Kami langsung menuju dermaga, dengan cepat melintasi atap rumah dengan bantuan sihir tumbuhan dan pemblokir persepsi. Saat kami berada di atas, Allen menggendong Koko, dan aku berpegangan pada Kaya.
Koko, itu seperti bermain kotor.
Begitu kami naik gondola, kami merasakan dayung terbaik Dag. Cewek griffin menyukainya, tapi kali ini Kaya menempel pada Allen, dan Koko pada saya.
Kaya, itu juga tidak adil.
Begitu kami berada di luar batas kota, kami akhirnya bisa mengembalikan anak ayam itu ke induknya. Kecantikannya sangat mengesankan teman-temanku, yang belum pernah melihat tanah griffin dalam jarak sedekat itu.
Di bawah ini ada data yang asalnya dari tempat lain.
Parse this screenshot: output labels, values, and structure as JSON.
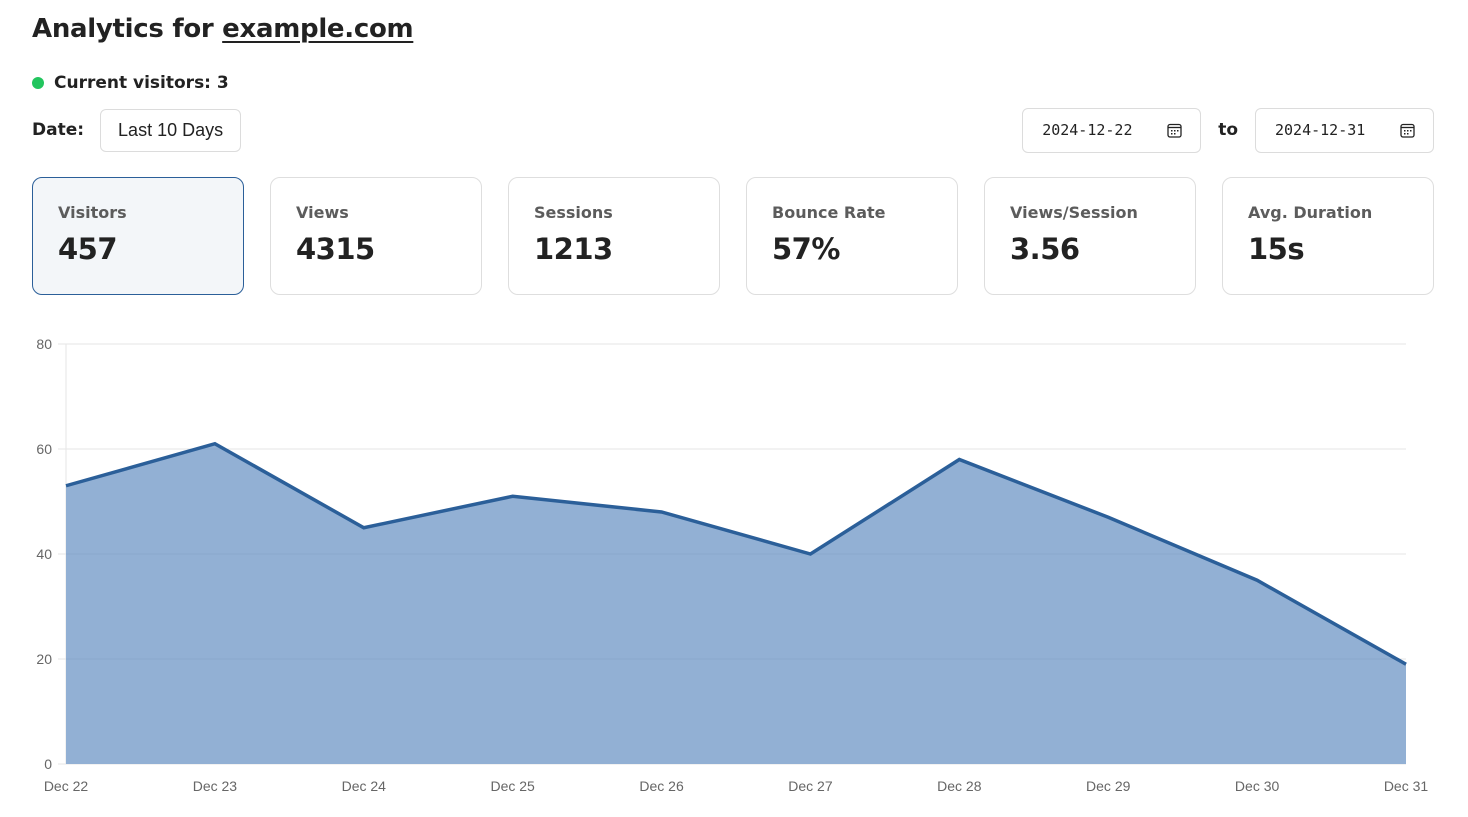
{
  "header": {
    "title_prefix": "Analytics for ",
    "site_link": "example.com"
  },
  "current_visitors": {
    "label": "Current visitors: 3",
    "count": 3,
    "status_color": "#22c55e"
  },
  "date_filter": {
    "label": "Date:",
    "range_selected": "Last 10 Days",
    "start_date": "2024-12-22",
    "to_label": "to",
    "end_date": "2024-12-31",
    "calendar_icon": "calendar-icon"
  },
  "metrics": [
    {
      "label": "Visitors",
      "value": "457",
      "active": true
    },
    {
      "label": "Views",
      "value": "4315",
      "active": false
    },
    {
      "label": "Sessions",
      "value": "1213",
      "active": false
    },
    {
      "label": "Bounce Rate",
      "value": "57%",
      "active": false
    },
    {
      "label": "Views/Session",
      "value": "3.56",
      "active": false
    },
    {
      "label": "Avg. Duration",
      "value": "15s",
      "active": false
    }
  ],
  "colors": {
    "accent": "#2b5f99",
    "area_fill": "#92b0d4",
    "grid": "#e5e5e5",
    "axis_text": "#666666"
  },
  "chart_data": {
    "type": "area",
    "title": "",
    "xlabel": "",
    "ylabel": "",
    "categories": [
      "Dec 22",
      "Dec 23",
      "Dec 24",
      "Dec 25",
      "Dec 26",
      "Dec 27",
      "Dec 28",
      "Dec 29",
      "Dec 30",
      "Dec 31"
    ],
    "series": [
      {
        "name": "Visitors",
        "values": [
          53,
          61,
          45,
          51,
          48,
          40,
          58,
          47,
          35,
          19
        ]
      }
    ],
    "ylim": [
      0,
      80
    ],
    "yticks": [
      0,
      20,
      40,
      60,
      80
    ],
    "grid": true,
    "legend": "none"
  }
}
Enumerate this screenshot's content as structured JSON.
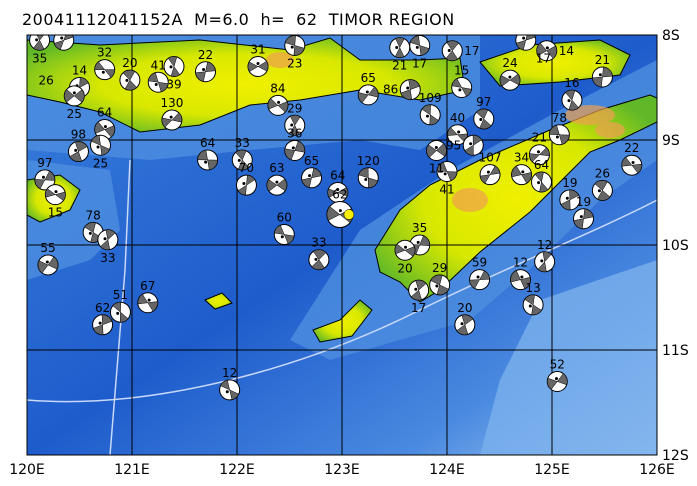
{
  "title": "20041112041152A  M=6.0  h=  62  TIMOR REGION",
  "map": {
    "lon_range": [
      120,
      126
    ],
    "lat_range_south": [
      8,
      12
    ],
    "lon_ticks": [
      "120E",
      "121E",
      "122E",
      "123E",
      "124E",
      "125E",
      "126E"
    ],
    "lat_ticks": [
      "8S",
      "9S",
      "10S",
      "11S",
      "12S"
    ],
    "colors": {
      "deep_ocean": "#1e5ccc",
      "shelf": "#5a98e4",
      "shallow": "#a8ccf4",
      "lowland": "#78c828",
      "highland": "#f0f000",
      "peak": "#f0a050",
      "compression": "#666666",
      "main_event": "#f8f000"
    }
  },
  "main_event": {
    "lon": 122.98,
    "lat": -9.71,
    "depth": "62"
  },
  "events": [
    {
      "lon": 120.74,
      "lat": -8.33,
      "depth": "32"
    },
    {
      "lon": 120.98,
      "lat": -8.43,
      "depth": "20"
    },
    {
      "lon": 120.5,
      "lat": -8.5,
      "depth": "14"
    },
    {
      "lon": 120.45,
      "lat": -8.58,
      "depth": "25"
    },
    {
      "lon": 121.25,
      "lat": -8.45,
      "depth": "41"
    },
    {
      "lon": 121.4,
      "lat": -8.3,
      "depth": "39"
    },
    {
      "lon": 121.7,
      "lat": -8.35,
      "depth": "22"
    },
    {
      "lon": 122.2,
      "lat": -8.3,
      "depth": "31"
    },
    {
      "lon": 122.55,
      "lat": -8.1,
      "depth": "23"
    },
    {
      "lon": 120.12,
      "lat": -8.05,
      "depth": "35"
    },
    {
      "lon": 120.35,
      "lat": -8.05,
      "depth": "26"
    },
    {
      "lon": 120.74,
      "lat": -8.9,
      "depth": "64"
    },
    {
      "lon": 120.7,
      "lat": -9.05,
      "depth": "25"
    },
    {
      "lon": 120.49,
      "lat": -9.11,
      "depth": "98"
    },
    {
      "lon": 120.17,
      "lat": -9.38,
      "depth": "97"
    },
    {
      "lon": 120.27,
      "lat": -9.52,
      "depth": "15"
    },
    {
      "lon": 120.63,
      "lat": -9.88,
      "depth": "78"
    },
    {
      "lon": 120.77,
      "lat": -9.95,
      "depth": "33"
    },
    {
      "lon": 120.2,
      "lat": -10.19,
      "depth": "55"
    },
    {
      "lon": 121.15,
      "lat": -10.55,
      "depth": "67"
    },
    {
      "lon": 120.89,
      "lat": -10.64,
      "depth": "51"
    },
    {
      "lon": 120.72,
      "lat": -10.76,
      "depth": "62"
    },
    {
      "lon": 121.38,
      "lat": -8.81,
      "depth": "130"
    },
    {
      "lon": 121.72,
      "lat": -9.19,
      "depth": "64"
    },
    {
      "lon": 122.05,
      "lat": -9.19,
      "depth": "33"
    },
    {
      "lon": 122.09,
      "lat": -9.43,
      "depth": "70"
    },
    {
      "lon": 122.38,
      "lat": -9.43,
      "depth": "63"
    },
    {
      "lon": 122.45,
      "lat": -9.9,
      "depth": "60"
    },
    {
      "lon": 122.78,
      "lat": -10.14,
      "depth": "33"
    },
    {
      "lon": 122.71,
      "lat": -9.36,
      "depth": "65"
    },
    {
      "lon": 122.96,
      "lat": -9.5,
      "depth": "64"
    },
    {
      "lon": 123.25,
      "lat": -9.36,
      "depth": "120"
    },
    {
      "lon": 122.55,
      "lat": -8.86,
      "depth": "29"
    },
    {
      "lon": 122.55,
      "lat": -9.1,
      "depth": "36"
    },
    {
      "lon": 122.39,
      "lat": -8.67,
      "depth": "84"
    },
    {
      "lon": 121.93,
      "lat": -11.38,
      "depth": "12"
    },
    {
      "lon": 124.17,
      "lat": -10.76,
      "depth": "20"
    },
    {
      "lon": 124.31,
      "lat": -10.33,
      "depth": "59"
    },
    {
      "lon": 124.7,
      "lat": -10.33,
      "depth": "12"
    },
    {
      "lon": 124.82,
      "lat": -10.57,
      "depth": "13"
    },
    {
      "lon": 124.93,
      "lat": -10.16,
      "depth": "12"
    },
    {
      "lon": 125.05,
      "lat": -11.3,
      "depth": "52"
    },
    {
      "lon": 125.76,
      "lat": -9.24,
      "depth": "22"
    },
    {
      "lon": 125.48,
      "lat": -9.48,
      "depth": "26"
    },
    {
      "lon": 125.17,
      "lat": -9.57,
      "depth": "19"
    },
    {
      "lon": 124.88,
      "lat": -9.14,
      "depth": "21"
    },
    {
      "lon": 125.07,
      "lat": -8.95,
      "depth": "78"
    },
    {
      "lon": 125.19,
      "lat": -8.62,
      "depth": "16"
    },
    {
      "lon": 125.48,
      "lat": -8.4,
      "depth": "21"
    },
    {
      "lon": 124.6,
      "lat": -8.43,
      "depth": "24"
    },
    {
      "lon": 124.14,
      "lat": -8.5,
      "depth": "15"
    },
    {
      "lon": 124.05,
      "lat": -8.15,
      "depth": "17"
    },
    {
      "lon": 124.75,
      "lat": -8.05,
      "depth": "17"
    },
    {
      "lon": 124.95,
      "lat": -8.15,
      "depth": "14"
    },
    {
      "lon": 123.74,
      "lat": -8.1,
      "depth": "17"
    },
    {
      "lon": 123.55,
      "lat": -8.12,
      "depth": "21"
    },
    {
      "lon": 123.74,
      "lat": -10.0,
      "depth": "35"
    },
    {
      "lon": 123.6,
      "lat": -10.05,
      "depth": "20"
    },
    {
      "lon": 123.93,
      "lat": -10.38,
      "depth": "29"
    },
    {
      "lon": 123.73,
      "lat": -10.43,
      "depth": "17"
    },
    {
      "lon": 124.41,
      "lat": -9.33,
      "depth": "107"
    },
    {
      "lon": 124.71,
      "lat": -9.33,
      "depth": "34"
    },
    {
      "lon": 123.84,
      "lat": -8.76,
      "depth": "109"
    },
    {
      "lon": 123.65,
      "lat": -8.52,
      "depth": "86"
    },
    {
      "lon": 123.25,
      "lat": -8.57,
      "depth": "65"
    },
    {
      "lon": 124.1,
      "lat": -8.95,
      "depth": "40"
    },
    {
      "lon": 124.35,
      "lat": -8.8,
      "depth": "97"
    },
    {
      "lon": 124.25,
      "lat": -9.05,
      "depth": "95"
    },
    {
      "lon": 123.9,
      "lat": -9.1,
      "depth": "11"
    },
    {
      "lon": 124.0,
      "lat": -9.3,
      "depth": "41"
    },
    {
      "lon": 124.9,
      "lat": -9.4,
      "depth": "64"
    },
    {
      "lon": 125.3,
      "lat": -9.75,
      "depth": "19"
    }
  ]
}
Baik ibu dan anak menggelengkan diri untuk menunjukkan rasa terima kasih, lalu ibu griffin hijau laut terbang beberapa lingkaran di atas kepala kami sebelum terbang dengan anaknya di punggungnya.
Di gondola dalam perjalanan pulang, teman-teman saya berbisik kepada saya, “Allen benar-benar yang paling keren!”
Tentu saja dia. Bagaimanapun, dia adalah satu-satunya saudara laki-laki saya di seluruh dunia.